Possible New Strategies


The international community has thus been compelled to reconsider its approach towards protecting civilians. When states or parties to conflicts are unable or unwilling to protect civilians during armed conflict, the international community must develop specific mechanisms to ensure that protection. To that end, new strategies are being developed to expand the concept of humanitarian protection and to consider new alliances with other potential enforcement agents, including the United Nations Security Council and regional organisations and their military outfits.


Accordingly, human rights and humanitarian organisations are pursuing three distinct strategies to bolster the protection given to civilians: reasserting the role and validity of international humanitarian law, and developing new judicial implementation mechanisms; expanding the scope of humanitarian protection; and diversifying the implementation strategies of humanitarian protection, involving the use of various diplomatic and coercive measures, including the use of force under chapter VII of the UN Charter.
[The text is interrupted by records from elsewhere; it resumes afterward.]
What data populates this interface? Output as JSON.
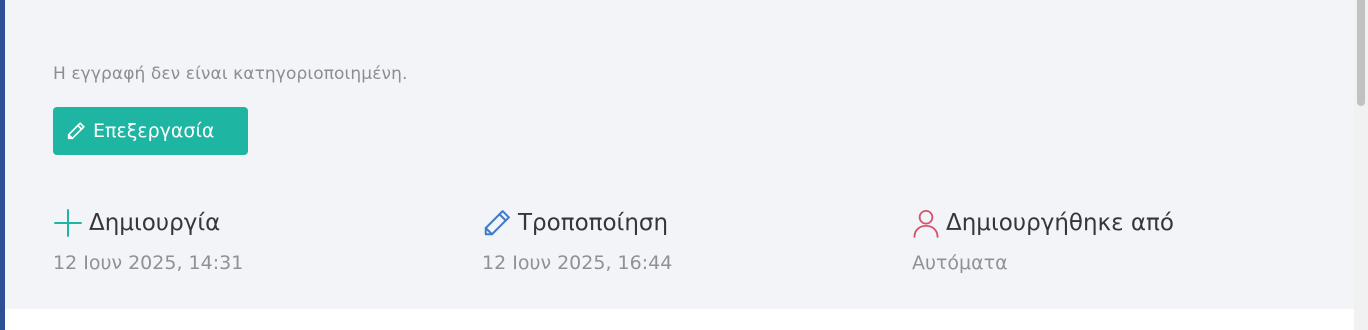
{
  "record": {
    "category_note": "Η εγγραφή δεν είναι κατηγοριοποιημένη.",
    "edit_button_label": "Επεξεργασία",
    "edit_icon": "pencil-icon"
  },
  "meta": {
    "created": {
      "label": "Δημιουργία",
      "value": "12 Ιουν 2025, 14:31",
      "icon": "plus-icon",
      "icon_color": "#1fb5a3"
    },
    "modified": {
      "label": "Τροποποίηση",
      "value": "12 Ιουν 2025, 16:44",
      "icon": "pencil-icon",
      "icon_color": "#3f7ccb"
    },
    "created_by": {
      "label": "Δημιουργήθηκε από",
      "value": "Αυτόματα",
      "icon": "user-icon",
      "icon_color": "#d4536e"
    }
  },
  "colors": {
    "accent": "#1fb5a3",
    "left_border": "#2d4f95",
    "panel_background": "#f3f4f7"
  }
}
Reasserting the Role of International Humanitarian Law


The first strategy has been to recall the objectives of international humanitarian law and promote further efforts nationally and internationally for enforcing these rules. International humanitarian law is seen as essential in determining the illegal character of violence perpetrated against civilians in war. It should therefore be at the centre of any strategy to protect them and to restore the integrity of international law. The proponents of this approach, particularly the International Committee of the Red Cross, acknowledge that war has changed and that civilians have increasingly become the objects of attacks. In their view, however, violations of law do not necessarily signify its obsolescence. On the contrary, international humanitarian law remains highly relevant in contemporary conflicts (such as instances of ethnic cleansing and failed states) and serves to mobilise considerable efforts to further its application.


The key focus of these efforts has been to strengthen international judicial institutions. The culture of impunity that shelters individuals responsible for violent assaults against civilians is one of the biggest obstacles to protecting civilians in most conflicts. The unwillingness or inability of states to bring these people to justice undermines the effectiveness of the entire legal framework. An international remedy for such situations has been identified in the establishment of an International Criminal Court and the creation of the two ad hoc tribunals for the former Yugoslavia and for Rwanda by the UN Security Council.